Laporan Kasus
Pembimbing:
Dr. dr. Ramona Dumasari Lubis, Sp. KK(K), MKed(KK), FINSDV, FAADV
Penyaji:
dr. Riefka Ananda Zulfa
DIVISI KUSTA
DEPARTEMEN ILMU KESEHATAN KULIT DAN KELAMIN
FAKULTAS KEDOKTERAN UNIVERSITAS SUMATERA UTARA
RS UNIVERSITAS SUMATERA UTARA
2022
KUSTA TIPE BORDERLINE BORDERLINE
PENDAHULUAN
Kusta merupakan penyakit infeksi kronis yang telah diketahui sejak tahun 600 SM.1
Umumnya, kusta ditemukan di negara berkembang dengan keterbatasan pelayanan di
bidang kesehatan, pendidikan, dan kesejahteraan sosial ekonomi.2 Secara global,
prevalensi kusta di awal tahun 2013 adalah 189.018, di mana jumlah kasus baru adalah
232.857. Terdapat 16 negara yang melaporkan lebih dari 1000 kasus baru, antara lain
India, Brazil, Indonesia, Nigeria, Ethiopia, Bangladesh, Republik Demokratik Kongo,
Nepal, Myanmar, Republik Tanzania, Srilanka, Filipina, Sudan Selatan, Madagaskar,
Cina, dan Pantai Gading.2,3
Kusta disebabkan oleh Mycobacterium leprae.1,4,5 M. leprae adalah bakteri
Gram (-) genus Mycobacterium bersifat tahan-asam karena memiliki asam mikolik di
dinding sel M. leprae juga bersifat intraseluler obligat. M. leprae juga dapat
menginfeksi armadilo, monyet mangabey, dan simpanse.4 Pada manusia, M. leprae
bereplikasi selama 12-13 hari di sel schwann, histiosit, sel otot, dan endotel pembuluh
darah pada suhu 30-33ºC.1,6 Penyakit kusta dapat terjadi terkait oleh beberapa faktor,
diantaranya faktor host seperti usia, jenis kelamin, migrasi, imunitas, genetik, faktor
lingkungan dan sosial. Penularan utama adalah rute respiratorius, namun kemungkinan
infeksi melalui mukosa dan kulit yang tidak intak7,8 Namun, penularan kusta hanya
ditemukan di antara manusia dengan manusia.1,6
Patogenesis kusta dipengaruhi oleh faktor genetik dan faktor imunologi host.4
Diagnosis kusta didasarkan pada manifestasi klinis, pemeriksaan bakteriologi, dan
gambaran histopatologi.5 Diagnosis dini berperan penting dalam mencegah kecacatan
dan sekuele pada kusta.14 Manifestasi klinis kusta bervariasi, di mana kusta melibatkan
saraf perifer, kulit, saluran pernafasan atas, mata, otot, tulang, dan testis.1,4 Oleh sebab
itu, tanda-tanda kardinal kusta berperan penting dalam diagnosis kusta. Tanda-tanda
kardinal kusta meliputi makula eritema atau hipopigmentasi yang anastesi, penebalan
saraf perifer dengan gangguan fungsi saraf, serta penemuan basil tahan asam (BTA)

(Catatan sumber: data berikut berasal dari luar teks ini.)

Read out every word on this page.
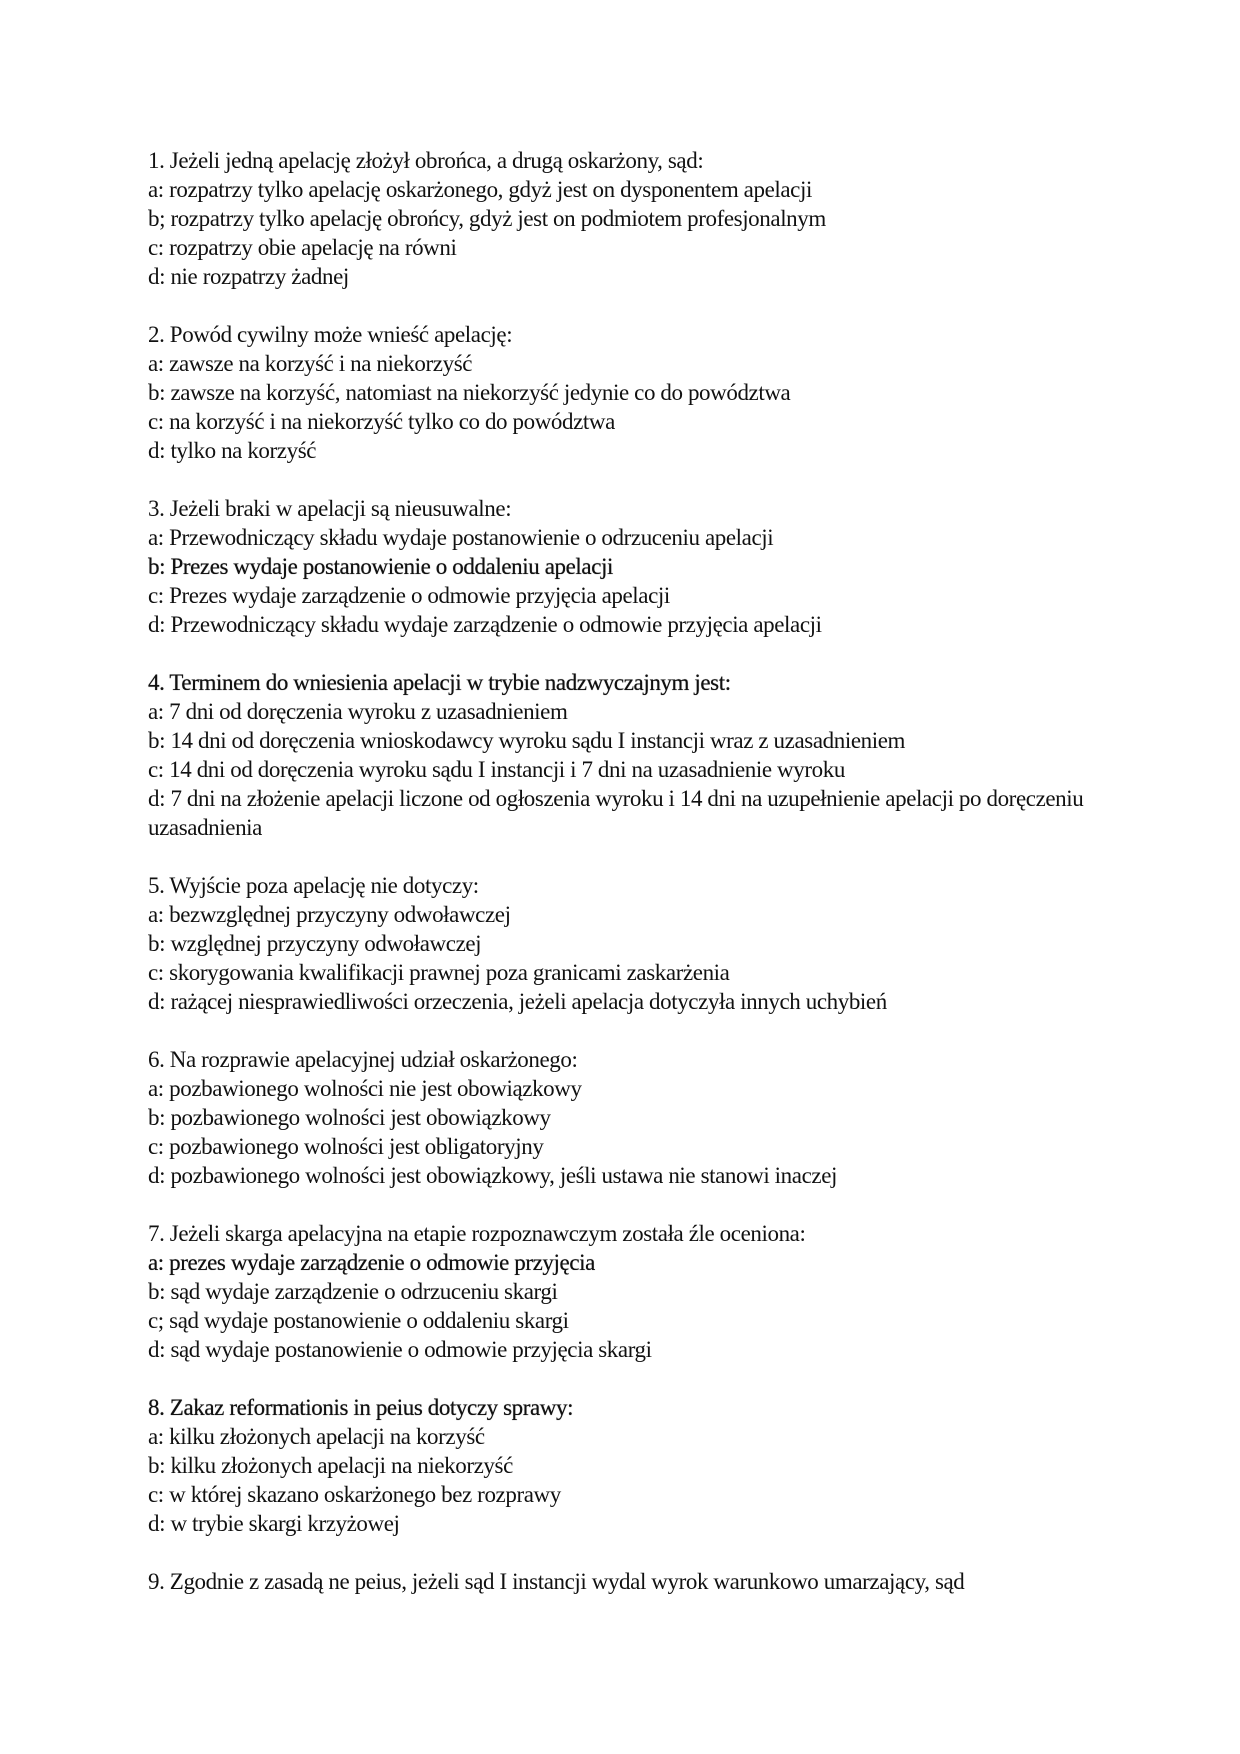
1. Jeżeli jedną apelację złożył obrońca, a drugą oskarżony, sąd:
a: rozpatrzy tylko apelację oskarżonego, gdyż jest on dysponentem apelacji
b; rozpatrzy tylko apelację obrońcy, gdyż jest on podmiotem profesjonalnym
c: rozpatrzy obie apelację na równi
d: nie rozpatrzy żadnej
2. Powód cywilny może wnieść apelację:
a: zawsze na korzyść i na niekorzyść
b: zawsze na korzyść, natomiast na niekorzyść jedynie co do powództwa
c: na korzyść i na niekorzyść tylko co do powództwa
d: tylko na korzyść
3. Jeżeli braki w apelacji są nieusuwalne:
a: Przewodniczący składu wydaje postanowienie o odrzuceniu apelacji
b: Prezes wydaje postanowienie o oddaleniu apelacji
c: Prezes wydaje zarządzenie o odmowie przyjęcia apelacji
d: Przewodniczący składu wydaje zarządzenie o odmowie przyjęcia apelacji
4. Terminem do wniesienia apelacji w trybie nadzwyczajnym jest:
a: 7 dni od doręczenia wyroku z uzasadnieniem
b: 14 dni od doręczenia wnioskodawcy wyroku sądu I instancji wraz z uzasadnieniem
c: 14 dni od doręczenia wyroku sądu I instancji i 7 dni na uzasadnienie wyroku
d: 7 dni na złożenie apelacji liczone od ogłoszenia wyroku i 14 dni na uzupełnienie apelacji po doręczeniu uzasadnienia
5. Wyjście poza apelację nie dotyczy:
a: bezwzględnej przyczyny odwoławczej
b: względnej przyczyny odwoławczej
c: skorygowania kwalifikacji prawnej poza granicami zaskarżenia
d: rażącej niesprawiedliwości orzeczenia, jeżeli apelacja dotyczyła innych uchybień
6. Na rozprawie apelacyjnej udział oskarżonego:
a: pozbawionego wolności nie jest obowiązkowy
b: pozbawionego wolności jest obowiązkowy
c: pozbawionego wolności jest obligatoryjny
d: pozbawionego wolności jest obowiązkowy, jeśli ustawa nie stanowi inaczej
7. Jeżeli skarga apelacyjna na etapie rozpoznawczym została źle oceniona:
a: prezes wydaje zarządzenie o odmowie przyjęcia
b: sąd wydaje zarządzenie o odrzuceniu skargi
c; sąd wydaje postanowienie o oddaleniu skargi
d: sąd wydaje postanowienie o odmowie przyjęcia skargi
8. Zakaz reformationis in peius dotyczy sprawy:
a: kilku złożonych apelacji na korzyść
b: kilku złożonych apelacji na niekorzyść
c: w której skazano oskarżonego bez rozprawy
d: w trybie skargi krzyżowej
9. Zgodnie z zasadą ne peius, jeżeli sąd I instancji wydal wyrok warunkowo umarzający, sąd
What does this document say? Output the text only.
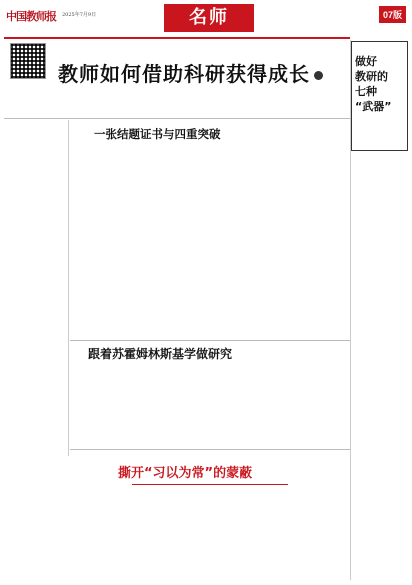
中国教师报 2025年7月9日	名师	07版
教师如何借助科研获得成长
一张结题证书与四重突破

跟着苏霍姆林斯基学做研究
做好
教研的
七种
“武器”
撕开“习以为常”的蒙蔽
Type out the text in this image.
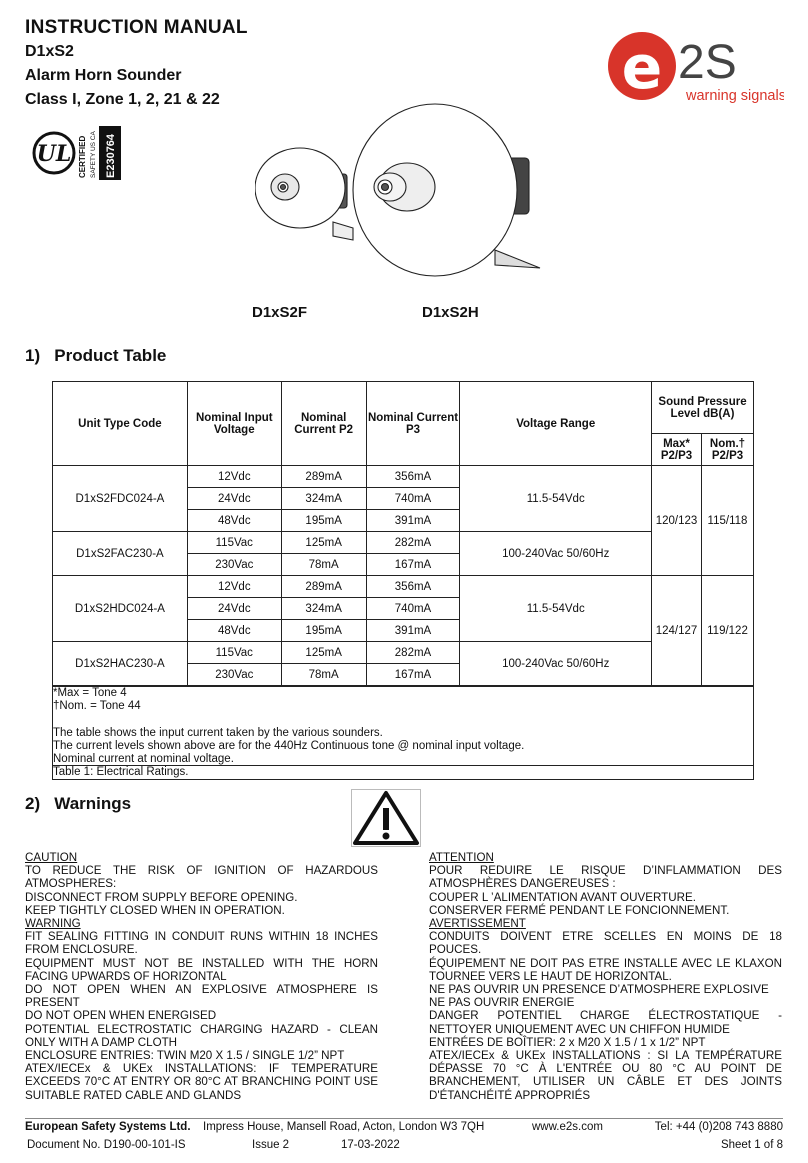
INSTRUCTION MANUAL
D1xS2
Alarm Horn Sounder
Class I, Zone 1, 2, 21 & 22	e 2S
warning signals
UL CERTIFIED SAFETY US CA E230764
D1xS2F	D1xS2H
1)   Product Table
Unit Type Code	Nominal Input Voltage	Nominal Current P2	Nominal Current P3	Voltage Range	Sound Pressure Level dB(A)	
					Max* P2/P3	Nom.† P2/P3
D1xS2FDC024-A	12Vdc	289mA	356mA	11.5-54Vdc	120/123	115/118
	24Vdc	324mA	740mA			
	48Vdc	195mA	391mA			
D1xS2FAC230-A	115Vac	125mA	282mA	100-240Vac 50/60Hz		
	230Vac	78mA	167mA			
D1xS2HDC024-A	12Vdc	289mA	356mA	11.5-54Vdc	124/127	119/122
	24Vdc	324mA	740mA			
	48Vdc	195mA	391mA			
D1xS2HAC230-A	115Vac	125mA	282mA	100-240Vac 50/60Hz		
	230Vac	78mA	167mA			
*Max = Tone 4
†Nom. = Tone 44
The table shows the input current taken by the various sounders.
The current levels shown above are for the 440Hz Continuous tone @ nominal input voltage.
Nominal current at nominal voltage.
Table 1: Electrical Ratings.
2)   Warnings
CAUTION
TO REDUCE THE RISK OF IGNITION OF HAZARDOUS ATMOSPHERES:
DISCONNECT FROM SUPPLY BEFORE OPENING.
KEEP TIGHTLY CLOSED WHEN IN OPERATION.
WARNING
FIT SEALING FITTING IN CONDUIT RUNS WITHIN 18 INCHES FROM ENCLOSURE.
EQUIPMENT MUST NOT BE INSTALLED WITH THE HORN FACING UPWARDS OF HORIZONTAL
DO NOT OPEN WHEN AN EXPLOSIVE ATMOSPHERE IS PRESENT
DO NOT OPEN WHEN ENERGISED
POTENTIAL ELECTROSTATIC CHARGING HAZARD - CLEAN ONLY WITH A DAMP CLOTH
ENCLOSURE ENTRIES: TWIN M20 X 1.5 / SINGLE 1/2” NPT
ATEX/IECEx & UKEx INSTALLATIONS: IF TEMPERATURE EXCEEDS 70°C AT ENTRY OR 80°C AT BRANCHING POINT USE SUITABLE RATED CABLE AND GLANDS
ATTENTION
POUR REDUIRE LE RISQUE D’INFLAMMATION DES ATMOSPHÈRES DANGEREUSES :
COUPER L ’ALIMENTATION AVANT OUVERTURE.
CONSERVER FERMÉ PENDANT LE FONCIONNEMENT.
AVERTISSEMENT
CONDUITS DOIVENT ETRE SCELLES EN MOINS DE 18 POUCES.
ÉQUIPEMENT NE DOIT PAS ETRE INSTALLE AVEC LE KLAXON TOURNEE VERS LE HAUT DE HORIZONTAL.
NE PAS OUVRIR UN PRESENCE D’ATMOSPHERE EXPLOSIVE
NE PAS OUVRIR ENERGIE
DANGER POTENTIEL CHARGE ÉLECTROSTATIQUE - NETTOYER UNIQUEMENT AVEC UN CHIFFON HUMIDE
ENTRÉES DE BOÎTIER: 2 x M20 X 1.5 / 1 x 1/2” NPT
ATEX/IECEx & UKEx INSTALLATIONS : SI LA TEMPÉRATURE DÉPASSE 70 °C À L'ENTRÉE OU 80 °C AU POINT DE BRANCHEMENT, UTILISER UN CÂBLE ET DES JOINTS D'ÉTANCHÉITÉ APPROPRIÉS
European Safety Systems Ltd. Impress House, Mansell Road, Acton, London W3 7QH	www.e2s.com	Tel: +44 (0)208 743 8880
Document No. D190-00-101-IS	Issue 2	17-03-2022	Sheet 1 of 8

pada pemeriksaan kerokan kulit dengan pewarnaan Ziehl-Neelsen (slit skin smear). Jika
salah satu tanda kardinal tersebut ditemukan, maka seseorang dapat didiagnosis dengan
kusta.2
Pada kusta BB atau mid-borderline yang kadang disebut kusta dimorfosa atau
intermediet, memiliki ciri-ciri bentuk LL dan TT dan mewakili spektrum penyakit yang
berkesinambungan mulai dari hampir tuberkuloid hingga hampir lepromatosa. Ini
adalah bentuk kusta yang tidak stabil dan dapat berkembang secara bertahap menuju
kusta LL dengan mengalami reaksi pembalikan atau diturunkan menjadi kusta TT.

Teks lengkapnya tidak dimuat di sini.